It was a beautiful day, and our first port of call on the weekend workshop was the picturesque Derbyshire village of Eyam which nestles within the shelter or moorland hills. With its mellow stone, quaint cottages spanning centuries of architecture, a medieval church and the riotous colour of its cottage gardens, it should be the perfect place to spend a pleasant afternoon… but we had other ideas and Eyam is a village with a long history and a story to tell.
On the moors above Eyam are a number of barrows and ruined stone circles, almost lost beneath the heather and bracken, attesting to a living presence in this area since before recorded history. With views across to Higger Tor and Carl Wark, which we had visted on a previous workshop, there is little doubt that these sites were linked to the wider landscape, both mundane and sacred.
The Romans mined lead beneath the spot that grew into a village and many caverns and mines are still being explored by cavers… with names like Merlin Mine and Carlwark Cavern adding to the sense of mystery.
The village of Eyam, though, was founded by the Anglo-Saxons, who called it Aium, which comes from the Old English word for ‘island’. It was to become a prophetic name, as Eyam is best known for its role and reaction to the outbreak of bubonic plague that struck the village in 1665.

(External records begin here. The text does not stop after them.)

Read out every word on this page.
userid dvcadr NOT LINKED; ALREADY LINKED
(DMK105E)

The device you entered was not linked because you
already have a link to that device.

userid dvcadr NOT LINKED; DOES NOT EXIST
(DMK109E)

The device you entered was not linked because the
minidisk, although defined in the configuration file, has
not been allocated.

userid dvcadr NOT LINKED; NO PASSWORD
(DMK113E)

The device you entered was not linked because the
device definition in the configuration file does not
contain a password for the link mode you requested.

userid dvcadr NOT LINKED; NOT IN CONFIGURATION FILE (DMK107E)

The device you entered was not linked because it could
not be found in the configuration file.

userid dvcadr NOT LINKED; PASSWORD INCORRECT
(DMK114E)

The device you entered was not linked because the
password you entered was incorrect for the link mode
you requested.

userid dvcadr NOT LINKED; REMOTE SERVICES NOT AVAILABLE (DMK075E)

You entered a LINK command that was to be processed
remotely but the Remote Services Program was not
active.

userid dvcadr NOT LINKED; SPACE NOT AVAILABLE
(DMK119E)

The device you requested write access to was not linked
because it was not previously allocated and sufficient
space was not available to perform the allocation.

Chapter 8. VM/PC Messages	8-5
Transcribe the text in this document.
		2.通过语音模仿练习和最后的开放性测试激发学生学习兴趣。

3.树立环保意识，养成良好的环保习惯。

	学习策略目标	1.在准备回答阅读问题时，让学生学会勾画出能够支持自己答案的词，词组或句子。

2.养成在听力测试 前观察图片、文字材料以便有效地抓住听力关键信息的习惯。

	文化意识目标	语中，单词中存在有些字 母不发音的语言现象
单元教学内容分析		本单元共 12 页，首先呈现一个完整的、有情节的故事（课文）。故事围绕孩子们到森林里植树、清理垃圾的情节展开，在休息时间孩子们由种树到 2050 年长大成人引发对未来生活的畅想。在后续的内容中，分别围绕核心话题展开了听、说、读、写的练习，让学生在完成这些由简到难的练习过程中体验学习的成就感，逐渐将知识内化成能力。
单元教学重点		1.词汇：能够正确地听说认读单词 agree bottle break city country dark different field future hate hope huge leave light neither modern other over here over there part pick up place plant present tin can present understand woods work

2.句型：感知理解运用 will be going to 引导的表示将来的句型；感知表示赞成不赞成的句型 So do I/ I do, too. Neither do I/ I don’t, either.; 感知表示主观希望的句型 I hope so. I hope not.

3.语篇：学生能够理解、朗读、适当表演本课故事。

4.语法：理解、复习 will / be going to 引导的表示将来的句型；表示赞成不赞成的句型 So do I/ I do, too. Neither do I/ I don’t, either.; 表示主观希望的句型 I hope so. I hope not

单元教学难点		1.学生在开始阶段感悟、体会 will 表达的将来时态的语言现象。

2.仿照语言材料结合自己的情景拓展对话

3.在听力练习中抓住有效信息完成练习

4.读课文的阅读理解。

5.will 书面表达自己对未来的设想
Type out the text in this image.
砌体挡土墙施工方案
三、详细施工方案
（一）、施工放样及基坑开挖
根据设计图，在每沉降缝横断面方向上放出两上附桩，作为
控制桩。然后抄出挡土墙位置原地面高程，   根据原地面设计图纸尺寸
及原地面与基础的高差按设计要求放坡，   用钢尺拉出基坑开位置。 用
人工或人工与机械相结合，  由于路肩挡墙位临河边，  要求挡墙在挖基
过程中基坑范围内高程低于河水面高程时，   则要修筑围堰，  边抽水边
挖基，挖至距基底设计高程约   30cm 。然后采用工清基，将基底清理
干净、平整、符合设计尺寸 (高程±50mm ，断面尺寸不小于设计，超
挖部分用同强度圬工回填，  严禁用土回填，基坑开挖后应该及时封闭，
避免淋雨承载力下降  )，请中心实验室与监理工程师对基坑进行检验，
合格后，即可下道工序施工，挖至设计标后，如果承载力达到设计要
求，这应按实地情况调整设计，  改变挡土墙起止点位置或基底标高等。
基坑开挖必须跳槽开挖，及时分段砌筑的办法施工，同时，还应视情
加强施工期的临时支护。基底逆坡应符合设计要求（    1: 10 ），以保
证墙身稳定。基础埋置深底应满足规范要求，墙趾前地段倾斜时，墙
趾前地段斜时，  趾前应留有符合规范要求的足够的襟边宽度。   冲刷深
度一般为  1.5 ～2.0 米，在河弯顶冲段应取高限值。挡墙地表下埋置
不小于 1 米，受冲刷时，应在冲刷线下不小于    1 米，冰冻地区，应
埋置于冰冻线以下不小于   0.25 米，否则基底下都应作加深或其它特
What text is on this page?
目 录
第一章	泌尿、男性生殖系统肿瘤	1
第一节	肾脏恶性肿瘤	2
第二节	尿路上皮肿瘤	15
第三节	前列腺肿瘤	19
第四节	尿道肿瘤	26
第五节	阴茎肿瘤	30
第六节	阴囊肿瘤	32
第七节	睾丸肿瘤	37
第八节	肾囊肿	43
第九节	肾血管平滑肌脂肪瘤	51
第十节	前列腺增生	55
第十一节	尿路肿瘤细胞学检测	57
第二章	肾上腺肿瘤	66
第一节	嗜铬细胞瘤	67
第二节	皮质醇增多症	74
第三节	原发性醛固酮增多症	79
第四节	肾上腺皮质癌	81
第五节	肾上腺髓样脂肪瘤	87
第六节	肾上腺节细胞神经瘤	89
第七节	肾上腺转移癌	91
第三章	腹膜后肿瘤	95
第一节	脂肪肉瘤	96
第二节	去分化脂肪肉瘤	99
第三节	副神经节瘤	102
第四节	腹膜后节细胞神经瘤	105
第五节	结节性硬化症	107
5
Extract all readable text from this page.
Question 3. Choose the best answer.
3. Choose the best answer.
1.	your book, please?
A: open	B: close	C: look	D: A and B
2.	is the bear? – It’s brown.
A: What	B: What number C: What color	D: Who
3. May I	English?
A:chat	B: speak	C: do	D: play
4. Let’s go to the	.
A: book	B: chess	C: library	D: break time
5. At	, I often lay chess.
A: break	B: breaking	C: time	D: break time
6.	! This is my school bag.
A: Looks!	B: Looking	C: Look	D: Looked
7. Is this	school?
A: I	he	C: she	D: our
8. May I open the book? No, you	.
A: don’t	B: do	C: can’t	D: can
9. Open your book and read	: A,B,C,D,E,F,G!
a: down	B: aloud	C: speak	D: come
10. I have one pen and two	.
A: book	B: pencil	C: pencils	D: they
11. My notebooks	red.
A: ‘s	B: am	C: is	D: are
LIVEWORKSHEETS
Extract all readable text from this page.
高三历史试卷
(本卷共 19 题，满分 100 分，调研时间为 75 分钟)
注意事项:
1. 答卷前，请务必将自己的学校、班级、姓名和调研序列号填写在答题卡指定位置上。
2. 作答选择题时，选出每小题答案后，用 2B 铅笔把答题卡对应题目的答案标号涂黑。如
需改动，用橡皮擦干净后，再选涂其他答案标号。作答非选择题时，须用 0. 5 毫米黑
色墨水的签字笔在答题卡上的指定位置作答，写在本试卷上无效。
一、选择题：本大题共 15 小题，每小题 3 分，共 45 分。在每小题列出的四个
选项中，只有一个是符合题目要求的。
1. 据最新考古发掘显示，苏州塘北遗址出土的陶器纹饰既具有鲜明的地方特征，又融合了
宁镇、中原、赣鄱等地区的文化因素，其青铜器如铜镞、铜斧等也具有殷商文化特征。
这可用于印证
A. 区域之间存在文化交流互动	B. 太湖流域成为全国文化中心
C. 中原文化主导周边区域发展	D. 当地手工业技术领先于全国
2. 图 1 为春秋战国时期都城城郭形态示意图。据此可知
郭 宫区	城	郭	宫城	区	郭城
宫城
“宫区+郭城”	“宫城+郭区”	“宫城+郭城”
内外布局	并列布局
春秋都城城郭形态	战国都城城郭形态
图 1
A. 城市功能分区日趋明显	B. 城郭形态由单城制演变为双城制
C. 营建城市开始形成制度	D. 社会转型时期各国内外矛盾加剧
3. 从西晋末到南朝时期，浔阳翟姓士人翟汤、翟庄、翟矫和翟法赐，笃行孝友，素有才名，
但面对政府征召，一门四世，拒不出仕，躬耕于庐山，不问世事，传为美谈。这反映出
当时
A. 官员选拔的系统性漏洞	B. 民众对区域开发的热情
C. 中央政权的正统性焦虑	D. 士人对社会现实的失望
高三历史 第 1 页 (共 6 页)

Bales of flea-infested cloth are thought to have brought the disease to the village; the tailor, Alexander Hadfield, had ordered materials from plague-ridden London, where, by August of that year, ten thousand people a week were dying of the plague, according to the St Paul’s Broadsheet…which also contained adverts for astrologers, coffins and dubious remedies.
A previous outbreak of bubonic plague during the fourteenth century, known as the Black Death, is estimated to have killed around a hundred million people worldwide. The disease, untreatable in the days before antibiotics, was justly feared and almost all who caught it died a swift and painful death.
The bale of cloth from London was opened by Hadfield’s assistant, George Viccars, who took ill and quickly died, followed by his stepsons and Hadfield himself. The disease spread rapidly, claiming seventy-eight lives in one month alone. Figures vary widely, but it is certain that between a third and three quarters of the villagers died. To a village of just a few hundred souls, this was a shocking loss.
Not all who came into close contact with the disease contracted it. This may be due to a genetic anomaly, still present in villagers today, that renders them immune to the plague. Helen Jones, who was with us on the weekend, pointed us in the direction of new research that suggests the mutant gene, known as Delta 32, increases the body’s immune system and may yet prove to be effective against AIDS and other virulent diseases.
But back in 1665, such glimmers of hope were few and far between. Measures were taken to try and limit the spread of the plague and it is these measures that have earned the village a place in history. Villagers buried their own dead. All church services and gatherings were moved to a field, Cucklett Delph, so that no-one needed to come into close contact with each other, yet the life of the community could continue, at some level at least.
The village, at the urging of Rev. William Mompesson and his predecessor, the Rev. Thomas Stanley, then placed itself under strict quarantine to contain the infection. The Earl of Devonshire, lord of Chatsworth, along with other local notables, ensured the village was supplied with the necessities of survival. Goods were left at the boundary stones and wells, some of which still survive, and still have the depressions that were filled with vinegar to sterilise coins left in payment.